Asset write-downs may wipe out securities firm’s fourth-quarter gain
NEW YORK – MORGAN Stanley joined Merrill Lynch and Citigroup in booking losses on sub-prime mortgage-related assets, and said the outlook for credit markets is bleaker now than it was in September.
The firm said it lost US$3.7 billion (S$5.3 billion) in the two months ended Oct 31 after prices for securities linked to home loans made to risky borrowers sank further than its traders had expected.
These losses cut fourth-quarter earnings at the country’s second-largest securities firm by US$2.5 billion, although the firm said the figure might change by the month’s end.
Merrill Lynch, the country’s third-largest securities firm, and Citigroup, its biggest bank, have also reported deteriorations in the value of their mortgage holdings since the end of August.
Morgan Stanley chief financial officer Colm Kelleher said he now expects credit markets to take three to four quarters to recover.
‘The healing process will take longer,’ he said. ‘The dislocation in the market has been quite severe; liquidity has dried up.’

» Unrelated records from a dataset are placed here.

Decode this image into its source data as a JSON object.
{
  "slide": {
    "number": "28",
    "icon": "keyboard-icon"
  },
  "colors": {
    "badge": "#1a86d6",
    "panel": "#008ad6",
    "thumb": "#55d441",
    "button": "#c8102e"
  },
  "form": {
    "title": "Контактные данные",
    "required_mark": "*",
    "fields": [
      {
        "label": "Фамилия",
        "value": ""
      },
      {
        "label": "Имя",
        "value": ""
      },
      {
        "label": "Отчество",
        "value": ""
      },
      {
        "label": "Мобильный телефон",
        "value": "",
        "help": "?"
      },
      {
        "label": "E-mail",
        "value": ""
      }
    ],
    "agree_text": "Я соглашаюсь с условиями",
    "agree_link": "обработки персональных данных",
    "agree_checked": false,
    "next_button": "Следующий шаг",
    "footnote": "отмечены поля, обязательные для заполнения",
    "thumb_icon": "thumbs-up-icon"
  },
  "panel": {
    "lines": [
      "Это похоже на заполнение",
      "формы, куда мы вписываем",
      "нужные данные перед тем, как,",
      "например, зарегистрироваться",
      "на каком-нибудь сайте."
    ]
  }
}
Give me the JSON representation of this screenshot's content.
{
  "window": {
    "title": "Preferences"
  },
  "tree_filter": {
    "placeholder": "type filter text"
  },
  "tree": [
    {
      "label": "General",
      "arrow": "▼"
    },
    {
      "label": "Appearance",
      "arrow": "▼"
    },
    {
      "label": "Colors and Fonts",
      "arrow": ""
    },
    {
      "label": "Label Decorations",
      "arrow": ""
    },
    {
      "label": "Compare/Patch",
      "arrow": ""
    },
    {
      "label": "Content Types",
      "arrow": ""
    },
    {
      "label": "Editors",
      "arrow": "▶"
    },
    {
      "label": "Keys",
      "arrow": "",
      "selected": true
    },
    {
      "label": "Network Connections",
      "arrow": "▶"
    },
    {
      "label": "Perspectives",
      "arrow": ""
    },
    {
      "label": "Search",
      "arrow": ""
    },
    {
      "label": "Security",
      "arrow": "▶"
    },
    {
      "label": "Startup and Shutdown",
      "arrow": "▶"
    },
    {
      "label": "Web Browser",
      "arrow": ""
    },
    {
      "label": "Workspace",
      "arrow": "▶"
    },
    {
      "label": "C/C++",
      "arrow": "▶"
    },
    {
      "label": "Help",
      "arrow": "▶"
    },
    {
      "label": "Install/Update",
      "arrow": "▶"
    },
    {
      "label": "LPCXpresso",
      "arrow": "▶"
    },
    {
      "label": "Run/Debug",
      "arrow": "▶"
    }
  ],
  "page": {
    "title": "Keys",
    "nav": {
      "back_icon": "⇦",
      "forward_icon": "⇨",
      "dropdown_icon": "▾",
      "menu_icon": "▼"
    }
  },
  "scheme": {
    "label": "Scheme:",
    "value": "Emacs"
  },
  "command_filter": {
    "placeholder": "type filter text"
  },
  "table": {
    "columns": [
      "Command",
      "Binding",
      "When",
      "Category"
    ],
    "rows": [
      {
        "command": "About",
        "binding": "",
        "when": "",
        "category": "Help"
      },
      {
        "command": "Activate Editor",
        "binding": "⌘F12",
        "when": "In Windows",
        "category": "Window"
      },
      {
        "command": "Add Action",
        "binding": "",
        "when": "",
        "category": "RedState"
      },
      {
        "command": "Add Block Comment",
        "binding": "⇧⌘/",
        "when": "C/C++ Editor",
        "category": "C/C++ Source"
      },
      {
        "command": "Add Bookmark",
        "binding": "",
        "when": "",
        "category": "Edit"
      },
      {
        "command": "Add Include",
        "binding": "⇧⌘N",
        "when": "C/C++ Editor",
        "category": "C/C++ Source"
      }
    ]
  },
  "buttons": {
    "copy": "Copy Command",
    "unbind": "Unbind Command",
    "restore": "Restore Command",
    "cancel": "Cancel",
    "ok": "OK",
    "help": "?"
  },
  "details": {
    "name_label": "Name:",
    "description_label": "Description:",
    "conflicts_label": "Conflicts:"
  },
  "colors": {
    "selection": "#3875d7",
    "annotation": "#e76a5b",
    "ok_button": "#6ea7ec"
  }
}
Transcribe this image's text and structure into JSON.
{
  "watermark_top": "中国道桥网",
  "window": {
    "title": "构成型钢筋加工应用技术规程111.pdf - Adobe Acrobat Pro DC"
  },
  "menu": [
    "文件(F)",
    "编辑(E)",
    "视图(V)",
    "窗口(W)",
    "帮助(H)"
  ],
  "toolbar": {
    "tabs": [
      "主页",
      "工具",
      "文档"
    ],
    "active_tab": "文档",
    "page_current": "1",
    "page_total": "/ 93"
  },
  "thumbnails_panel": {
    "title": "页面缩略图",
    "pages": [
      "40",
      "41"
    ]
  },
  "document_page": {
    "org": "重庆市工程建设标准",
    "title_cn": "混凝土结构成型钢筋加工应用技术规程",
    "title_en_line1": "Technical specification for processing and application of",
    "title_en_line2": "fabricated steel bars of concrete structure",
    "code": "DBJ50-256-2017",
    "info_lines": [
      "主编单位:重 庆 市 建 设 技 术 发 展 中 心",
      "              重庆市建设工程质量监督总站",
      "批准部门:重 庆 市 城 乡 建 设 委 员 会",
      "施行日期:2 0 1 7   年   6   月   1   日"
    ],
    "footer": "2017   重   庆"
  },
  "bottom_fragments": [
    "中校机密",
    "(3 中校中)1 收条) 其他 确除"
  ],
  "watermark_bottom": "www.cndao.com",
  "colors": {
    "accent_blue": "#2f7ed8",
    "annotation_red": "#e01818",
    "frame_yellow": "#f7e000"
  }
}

Concerns about potential write-downs at Morgan Stanley have pushed the stock lower this week, bringing the year-to-date decline to 24 per cent. The shares fell 6.9 per cent to US$51.19 in New York Stock Exchange composite trading on Wednesday.
Citigroup and Merrill have both seen their shares fall by more than 40 per cent this year.
Morgan Stanley’s asset write-downs could wipe out its fourth-quarter profit. It was expected to earn US$1.93 billion for the period, according to the average estimate of 10 analysts surveyed by Bloomberg.
Write-downs of sub-prime related assets at US banks and brokerages could add up to US$50 billion in the second half, Deutsche Bank analyst Michael Mayo estimated before Morgan Stanley’s announcement.
Citigroup analyst Matt King said the figure might reach US$64 billion.
Morgan Stanley’s maximum potential losses from sub-prime related assets stood at US$6 billion at the end of last month, down from US$10.4 billion at end-August, the firm said.
That ‘net exposure’ figure assumes that all of the securities default and no money is recovered on any of them.
The firm said it does not plan to release more information about the exposures until it reports fourth-quarter results next month.
Except for the losses that will affect its fixed-income division, the firm said it ‘expects to deliver solid results in each of its other businesses’.